Proche du Konik, de l'Estonien et du Mezen, le Viatka est une race locale qui jouissait d'une très grande popularité en tant que cheval d'attelage au début eu XIXème siècle.
Sand doute influencée par les chevaux estoniens introduits par des colons de Novgorod en 1374, c'est au début du XVIème siècle, que la race va se rapprocher du modèle que l'on connaît aujourd'hui, après avoir été croisé avec des chevaux de Finlande.
Considéré, au milieu du XIXème siècle comme un excellent cheval d'attelage pour tracter les troïkas, une sorte de grand traineau, son élevage plus rigoureux au Haras de Viatka à partir de 1844, permet de présenter de modèles plus raffinés, ayant toutefois conservés leur rusticité.
Pour augmenter sa popularité, le Viatka sera présenté dans diverses expositions, dont deux en Russie, une à Moscou en 1866 et à Ljevsk en 1911, une à Paris en France en 1867, et enfin, une à Rotterdam aux Pays Bas en 1880.
Le Viatka, autrefois si plébiscité, est peu à peu négligé, aux dépend de trotteurs plus rapides, ce qui va entraîner un fort déclin de l'effectif dans les années 1900. La race à bien failli s'éteindre en 1917, malgré la mise en place de procédures pour sa préservation.
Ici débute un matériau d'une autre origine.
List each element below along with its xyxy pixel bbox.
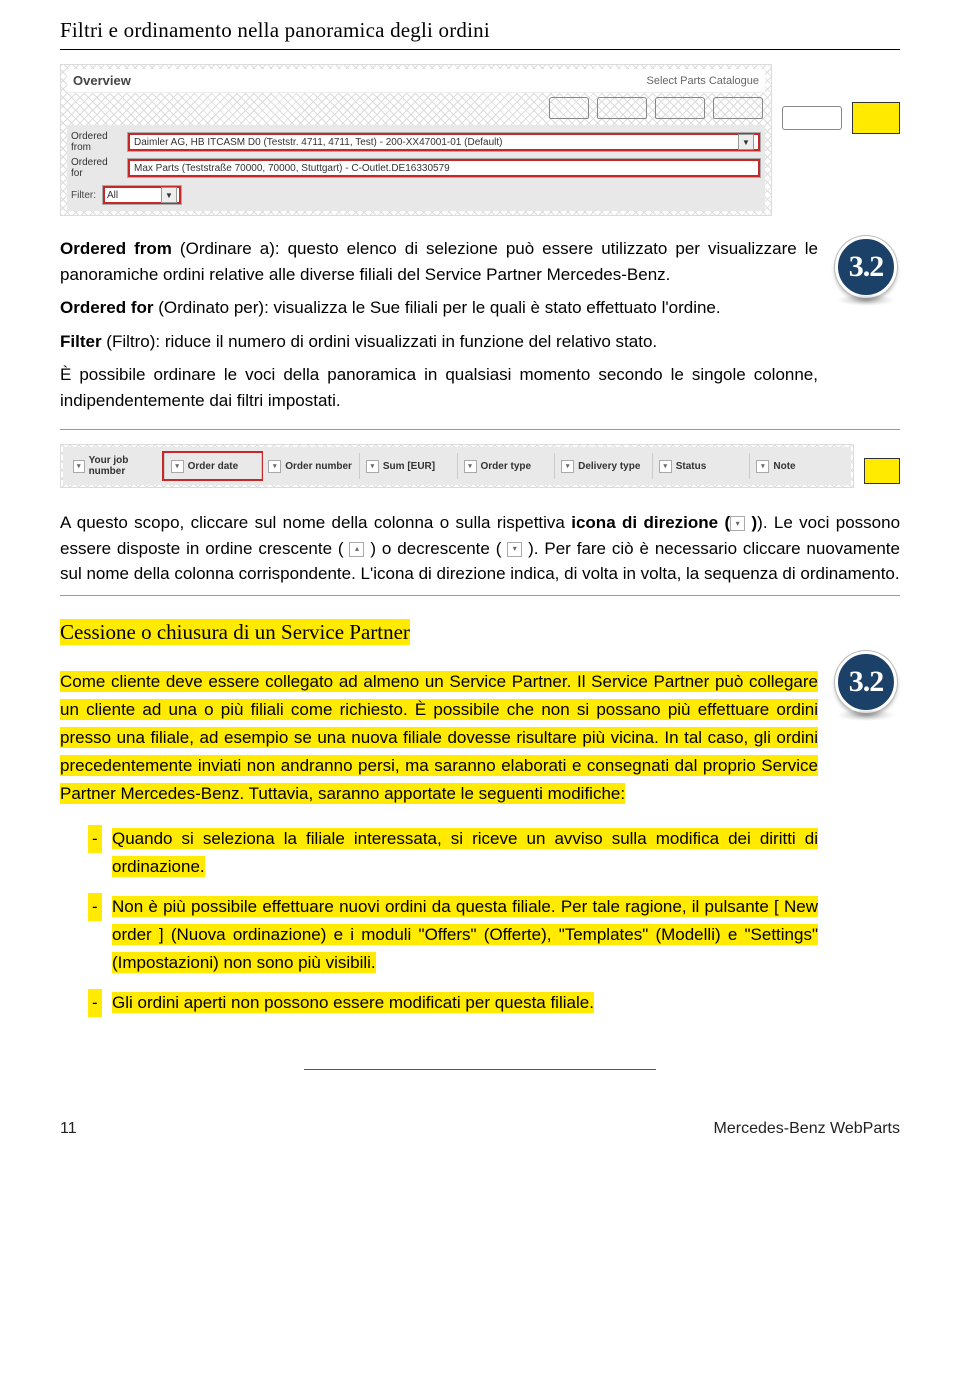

Si la généralisation de la mécanisation n'avait pas eu lieu, le Viatka aurait sans doute pu retrouver son éclat d'autrefois, toutefois il n'échappera pas, comme la quasi-totalité des races, à un déclin inévitable. Tant et si bien, qu'au cours de l'année 1980, seulement 2000 sujets ont été comptabilisés dans la région, toutes races confondues.
Les efforts pour la création d'un registre sont maintenus par un organisme de race et par des passionnés. Considéré comme étant en danger d'extinction, le recensement estimatif de 2003, indiquait un effectif de 560 individus.